Nasa Selects First Artemis Crew for Next Moon Mission

NASA announced the four-person crew chosen to travel on the first crewed tour around the moon in more than half a century, including the first woman and the first African American ever assigned as astronauts on a lunar mission.

Engineer Christina Koch, 44, has been chosen as a mission specialist for the Artemis II lunar flyby scheduled for sometime early next year. Koch now holds the record for the longest continuous spaceflight by a woman and participated in three of NASA’s first all-female spacewalks.

NASA has chosen Victor Glover, 46, a U.S. Navy aviator and veteran of four spacewalks, to be the Artemis II mission’s pilot. He will make history as the first African-American astronaut to travel to the moon.

Jeremy Hansen, a colonel in the Royal Canadian Air Force and the first Canadian to be selected for a lunar mission, will serve as a mission specialist, while Reid Wiseman, a former U.S. Navy fighter pilot, will lead the expedition. They share the same 47th year.

All three of the NASA astronauts selected for the Artemis II mission have extensive experience working on the ISS. Canadian Space Agency astronaut Hansen is a first-time astronaut.

Televised from NASA’s mission control in Houston, the Artemis II foursome was unveiled in a pep rally-style ceremony attended by media, local primary school kids, and professionals in the space industry.

“The Artemis II crew represents thousands of people working tirelessly to bring us to the stars. This is humanity’s crew,” Bill Nelson, the NASA administrator, made the announcement. To depart; “We are going.”

The White House confirmed that Vice President Joe Biden personally congratulated the four by phone.

Crewed flights aboard the Artemis II spacecraft will begin later this decade as part of a successor program to Apollo, with the ultimate goal of building a permanent lunar colony to pave the way for future human exploration of Mars.

In December 2022, NASA successfully launched the first in its Artemis series of missions, a 25-day unmanned test flight of the agency’s next-generation mega-rocket and the Orion spacecraft it had just finished building.

The purpose of the Artemis II mission, which will take 10 days and will take the spacecraft around the moon and back, is to prove that the Orion spacecraft will function normally with humans on board in extremely low-Earth orbit.

When Artemis II returns to Earth, it will have traveled more than 6,400 miles (10,300 kilometers) past the moon’s far side, making it the closest human spacecraft have come to our natural satellite since Apollo 17 landed Gene Cernan and Harrison Schmitt on the moon in December 1972.

Nasa Selects First Artemis Crew for Next Moon Mission
Nasa Selects First Artemis Crew for Next Moon Mission


Both Neil Armstrong and Edwin “Buzz” Aldrin were the last of a total of 12 NASA astronauts to set foot on the moon during the six Apollo missions that began in 1969. All of the astronauts were white males.

Master Plan for a Journey to the Moon

The maximum distance that Artemis II is predicted to go from Earth is almost 230,000 miles (370,000 kilometers). The International Space Station orbits the Earth at an average of around 250 miles above the surface.

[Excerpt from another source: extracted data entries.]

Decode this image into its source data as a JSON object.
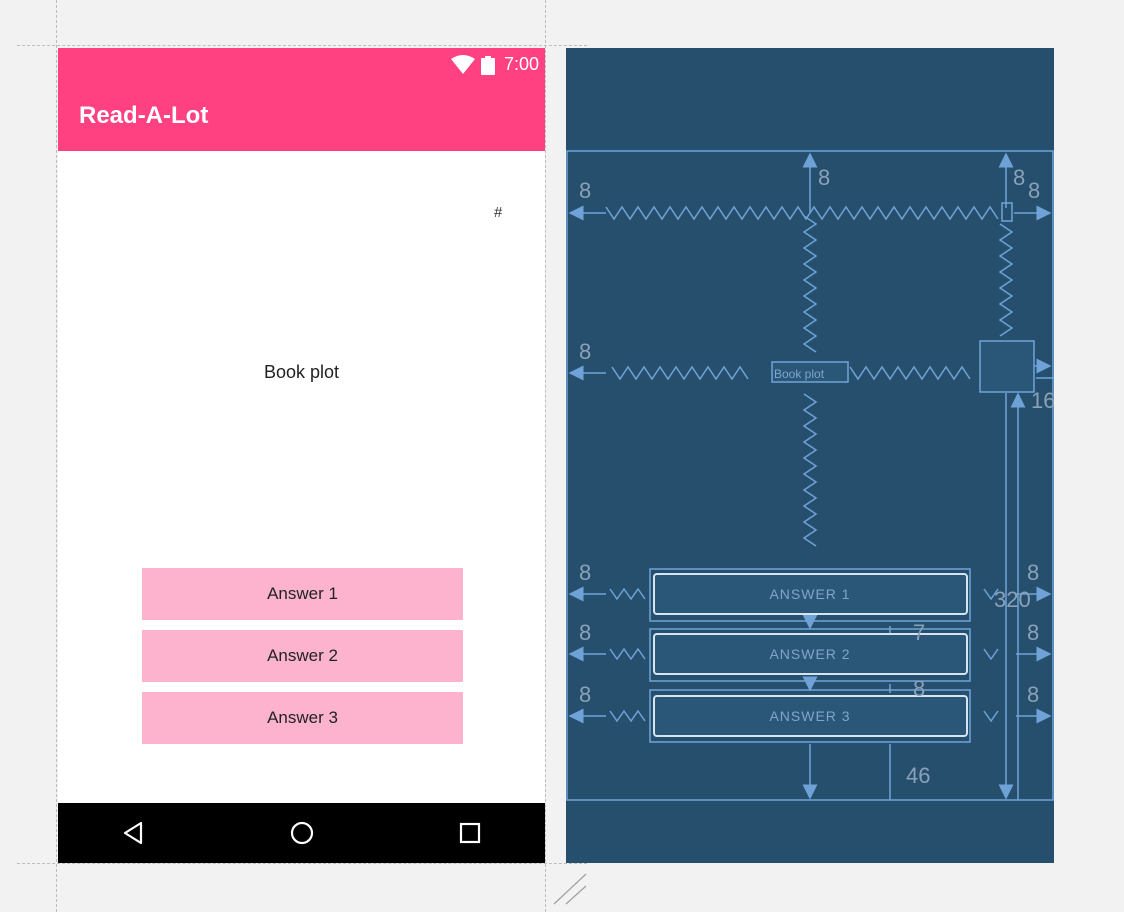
{
  "status_bar": {
    "time": "7:00",
    "wifi_icon": "wifi-icon",
    "battery_icon": "battery-icon"
  },
  "app_bar": {
    "title": "Read-A-Lot"
  },
  "content": {
    "hash_label": "#",
    "book_plot": "Book plot"
  },
  "answers": [
    {
      "label": "Answer 1"
    },
    {
      "label": "Answer 2"
    },
    {
      "label": "Answer 3"
    }
  ],
  "nav_bar": {
    "back_icon": "back-icon",
    "home_icon": "home-icon",
    "recents_icon": "recents-icon"
  },
  "blueprint": {
    "margins": {
      "top_center": "8",
      "top_right": "8",
      "left_row1": "8",
      "right_row1": "8",
      "left_book": "8",
      "right_16": "16",
      "left_a1": "8",
      "left_a2": "8",
      "left_a3": "8",
      "right_a1": "8",
      "right_a2": "8",
      "right_a3": "8",
      "side_320": "320",
      "gap_7": "7",
      "gap_8": "8",
      "bottom_46": "46"
    },
    "book_plot": "Book plot",
    "answers": [
      "ANSWER 1",
      "ANSWER 2",
      "ANSWER 3"
    ]
  },
  "colors": {
    "accent": "#ff4081",
    "button": "#fdb3cd",
    "blueprint_bg": "#264f6e",
    "blueprint_line": "#6fa3d8"
  }
}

The Artemis II crew will ride NASA’s two-stage Space Launch System (SLS) rocket into orbit, where they will perform manual maneuvers with the Orion spacecraft before returning control to Earth for more testing and the mission’s lunar flyby.

Following its lunar orbit, Orion will return to Earth without the aid of any propellant, flying for another four days before splashing down in the ocean.

If Artemis II is successful, NASA wants to send people, including a woman, on Artemis III to the moon’s south pole for the first time. About once a year, crewed missions would continue.

Unlike Apollo, which was conceived during the U.S.-Soviet space competition, Artemis has a wider range of partners, including private companies like Elon Musk’s SpaceX and government space agencies in Canada, Europe, and Japan.

It’s a big shift for NASA, which has spent decades focusing on trips to and from the space station, to begin thinking about human spaceflight beyond low-Earth orbit.